Часть 1
8 ноября 2014 г. в 01:54
Бернарду, конечно, сэр Хамфри не доверяет тоже. Молодой чиновник вроде бы искренне старается, но ручаться за то, что он не примет сторону министра можно лишь в большинстве, но никак не в ста процентах случаев. Эта его неуместная преданность Хэкеру… И его глупая, глупая «совесть». Сэр Хамфри знает, что Бернард достаточно смел и умён, чтобы противиться его манипуляциям время от времени — если того требует долг главного личного секретаря министра.
А ещё сэру Хамфри совсем не по нраву те заговорщицкие взгляды, которыми министр, бывает, обменивается с Бернардом.
А сегодня… сэр Хамфри может поклясться, что слышит сдавленный смех Бернарда за своей спиной, когда тот выходит из кабинета, оставляя его с министром наедине. Радостная улыбка Хэкера, адресованная ему, не сулит ничего хорошего и означает редкую тактическую победу политика.
Так что прямо сейчас сэру Хамфри приходится оставить мысли о ненадёжности Бернарда. В данную минуту, впервые за долгое время, Хамфри вынужден признать — точнее, Джим Хэкер вынуждает его признать — свою уязвимость. И поражение.
— На меня давили, господин министр! Требовали!
Как это унизительно — и как освобождает — наконец-то можно сдаться и открыть свою тайну.
— Мы работали сверхурочно! Я… Разумеется, я ничего не смыслю в юридических тонкостях — а иначе мне и не поручили бы осуществлять надзор за тем контрактом! Я был молод! Мне не хватало опыта! Чего вы от меня хотите? Прошло тридцать лет, чёрт возьми!
Неприятно осознавать, что теряешь контроль над собой: сэр Хамфри с удивлением смахивает слёзы и тянется за платком. Судорожно вздохнув, пытается вернуть самообладание.
Оправдываться перед этим человеком, просить его… — это по-настоящему мучительно, больно.
— Хамфри, — Хэкер мягко прерывает его. Но мягкость в его голосе обманчива, чувствует чиновник.

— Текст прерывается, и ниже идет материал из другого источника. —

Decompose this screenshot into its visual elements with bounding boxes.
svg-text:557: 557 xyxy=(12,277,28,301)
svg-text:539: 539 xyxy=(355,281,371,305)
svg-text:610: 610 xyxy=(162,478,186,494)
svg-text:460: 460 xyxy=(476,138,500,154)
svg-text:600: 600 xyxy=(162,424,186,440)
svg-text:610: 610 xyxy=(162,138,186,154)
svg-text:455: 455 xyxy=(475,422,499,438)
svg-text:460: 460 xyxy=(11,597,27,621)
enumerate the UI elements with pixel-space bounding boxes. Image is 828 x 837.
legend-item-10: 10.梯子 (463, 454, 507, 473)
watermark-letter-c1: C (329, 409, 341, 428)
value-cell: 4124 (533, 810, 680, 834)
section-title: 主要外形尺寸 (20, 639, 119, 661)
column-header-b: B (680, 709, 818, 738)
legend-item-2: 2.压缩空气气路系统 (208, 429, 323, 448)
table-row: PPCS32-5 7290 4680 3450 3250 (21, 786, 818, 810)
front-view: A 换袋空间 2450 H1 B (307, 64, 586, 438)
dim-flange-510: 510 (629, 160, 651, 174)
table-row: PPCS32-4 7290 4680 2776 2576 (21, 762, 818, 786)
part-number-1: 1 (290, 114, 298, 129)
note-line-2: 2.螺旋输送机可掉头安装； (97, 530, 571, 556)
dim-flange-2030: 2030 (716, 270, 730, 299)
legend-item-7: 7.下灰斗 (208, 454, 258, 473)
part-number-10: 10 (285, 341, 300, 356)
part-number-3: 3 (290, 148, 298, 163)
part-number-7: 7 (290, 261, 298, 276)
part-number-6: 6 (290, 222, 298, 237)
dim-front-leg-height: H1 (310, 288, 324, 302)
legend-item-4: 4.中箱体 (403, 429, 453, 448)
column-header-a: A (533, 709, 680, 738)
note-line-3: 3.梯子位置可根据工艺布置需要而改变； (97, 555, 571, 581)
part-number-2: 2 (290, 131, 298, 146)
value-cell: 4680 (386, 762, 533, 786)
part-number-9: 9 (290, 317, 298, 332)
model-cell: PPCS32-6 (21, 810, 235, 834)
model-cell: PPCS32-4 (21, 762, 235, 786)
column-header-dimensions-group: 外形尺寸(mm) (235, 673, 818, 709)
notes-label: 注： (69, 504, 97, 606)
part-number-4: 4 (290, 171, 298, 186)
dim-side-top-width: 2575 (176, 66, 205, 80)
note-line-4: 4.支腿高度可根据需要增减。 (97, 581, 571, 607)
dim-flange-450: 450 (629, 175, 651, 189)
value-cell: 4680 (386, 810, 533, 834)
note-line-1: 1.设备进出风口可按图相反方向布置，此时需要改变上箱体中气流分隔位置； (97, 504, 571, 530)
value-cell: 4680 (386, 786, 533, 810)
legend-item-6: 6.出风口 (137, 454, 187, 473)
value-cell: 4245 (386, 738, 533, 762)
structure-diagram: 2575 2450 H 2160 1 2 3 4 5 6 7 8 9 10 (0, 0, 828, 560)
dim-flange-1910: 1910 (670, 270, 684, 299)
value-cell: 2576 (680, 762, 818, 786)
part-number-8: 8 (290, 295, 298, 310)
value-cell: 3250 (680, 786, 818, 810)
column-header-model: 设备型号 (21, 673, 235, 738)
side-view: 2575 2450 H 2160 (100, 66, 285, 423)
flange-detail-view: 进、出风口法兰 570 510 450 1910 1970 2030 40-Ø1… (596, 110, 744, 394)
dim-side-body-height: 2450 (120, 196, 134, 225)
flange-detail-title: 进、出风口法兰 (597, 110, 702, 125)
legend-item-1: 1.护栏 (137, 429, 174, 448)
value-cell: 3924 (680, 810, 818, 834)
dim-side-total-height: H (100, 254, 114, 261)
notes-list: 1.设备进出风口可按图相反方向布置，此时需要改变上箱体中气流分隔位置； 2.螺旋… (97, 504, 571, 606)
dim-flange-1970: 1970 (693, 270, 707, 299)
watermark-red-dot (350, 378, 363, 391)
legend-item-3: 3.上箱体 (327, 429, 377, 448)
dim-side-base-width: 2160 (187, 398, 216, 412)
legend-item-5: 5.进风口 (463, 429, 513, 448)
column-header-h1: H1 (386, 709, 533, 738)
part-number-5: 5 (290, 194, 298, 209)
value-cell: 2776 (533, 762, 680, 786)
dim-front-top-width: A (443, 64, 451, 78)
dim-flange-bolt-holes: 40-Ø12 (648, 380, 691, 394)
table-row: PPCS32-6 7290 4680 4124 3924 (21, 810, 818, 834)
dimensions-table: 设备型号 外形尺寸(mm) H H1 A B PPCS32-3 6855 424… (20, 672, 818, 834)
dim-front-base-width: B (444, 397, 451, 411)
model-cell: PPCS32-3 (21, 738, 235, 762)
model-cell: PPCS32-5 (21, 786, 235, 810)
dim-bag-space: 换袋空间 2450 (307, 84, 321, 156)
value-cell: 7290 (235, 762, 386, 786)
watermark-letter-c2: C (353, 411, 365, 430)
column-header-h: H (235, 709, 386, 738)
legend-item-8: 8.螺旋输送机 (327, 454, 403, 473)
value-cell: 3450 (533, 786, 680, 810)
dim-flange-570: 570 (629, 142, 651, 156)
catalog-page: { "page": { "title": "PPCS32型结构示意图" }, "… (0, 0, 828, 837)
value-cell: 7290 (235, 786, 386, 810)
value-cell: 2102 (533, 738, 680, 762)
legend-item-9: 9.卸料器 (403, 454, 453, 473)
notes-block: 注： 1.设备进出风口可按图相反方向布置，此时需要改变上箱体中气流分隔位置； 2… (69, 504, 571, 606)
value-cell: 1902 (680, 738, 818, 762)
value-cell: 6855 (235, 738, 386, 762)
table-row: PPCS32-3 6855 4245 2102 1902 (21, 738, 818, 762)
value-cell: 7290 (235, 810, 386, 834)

Министр знал, догадывается он.
И всё же сэр Хамфри так взволнован, что всё равно переживает и удивление, и — одновременно — радость, когда Хэкер продолжает:
— Я вас прощаю.
— Правда? — Хамфри даже почти готов поверить, настолько он сейчас не в себе. Но это ловушка. После двадцати пяти лет правительственной службы чиновник прекрасно осознаёт, что это всегда ловушка. Ему известно лучше, чем кому бы то ни было: раз показанную слабость не прощают. Ею пользуются, эксплуатируют, пока не остаётся ничего. Вакуум.
Даже Джим Хэкер в состоянии понять, когда преимущество на его стороне:
— Есть загвоздка, — говорит министр с притворной нерешительностью. — Я хочу помочь вам, Хамфри, правда. Но Совет Южного Дербершира… Его проблема занимает все мои мысли. Если бы мы могли решить её… то сразу же бы перешли к вашей проблеме. Что думаете?
К этому моменту Хамфри уже убрал платок от глаз: он снова, как прежде, спокоен и собран. Куда только подевался сломленный испуганный чиновник, бывший тут минуту назад.
Он понял план Хэкера, уверенного, что теперь ему не скажут нет.
Шантаж.
Хамфри растягивает губы в улыбке. Прикидывает оставшиеся ему ходы.
Увы, его политический господин — и хозяин положения — действительно одержал победу. Шах и мат. И пока министр размышляет вслух о своей дилемме, Хамфри в глубине души (практически полностью атрофировавшейся за десятилетия плетений вероломных интриг) даже впечатлён его победой.
Он уступает, но старается при этом по возможности сохранить лицо:
— Мы не можем изменить закон, господин министр. Но мы можем… проявить некоторую снисходительность, дать городскому совету время и возможность исправиться. В конце концов, совершить ошибку может каждый.
— Совершенно справедливо. Даже лучшие из нас иногда становятся причиной ошибок, — Хэкер убирает со стола газету, главный материал которой сегодня посвящён невосполнимой утрате сорока миллионов фунтов стерлингов британским правительством. — Всё, что можно в таких случаях сделать — простить и жить дальше. Вы со мной согласны, Хамфри?
Двадцать пять лет работы в правительстве научили сэра Хамфри тому, что незачем упорствовать, когда впереди маячит поражение. Компромисс лучше полного разгрома.
Он согласно кивает.
Но это горькое чувство жжёт и не отпускает: он проиграл.
Ему ненавистно это признавать, но на этот раз министр на самом деле одержал над ним верх.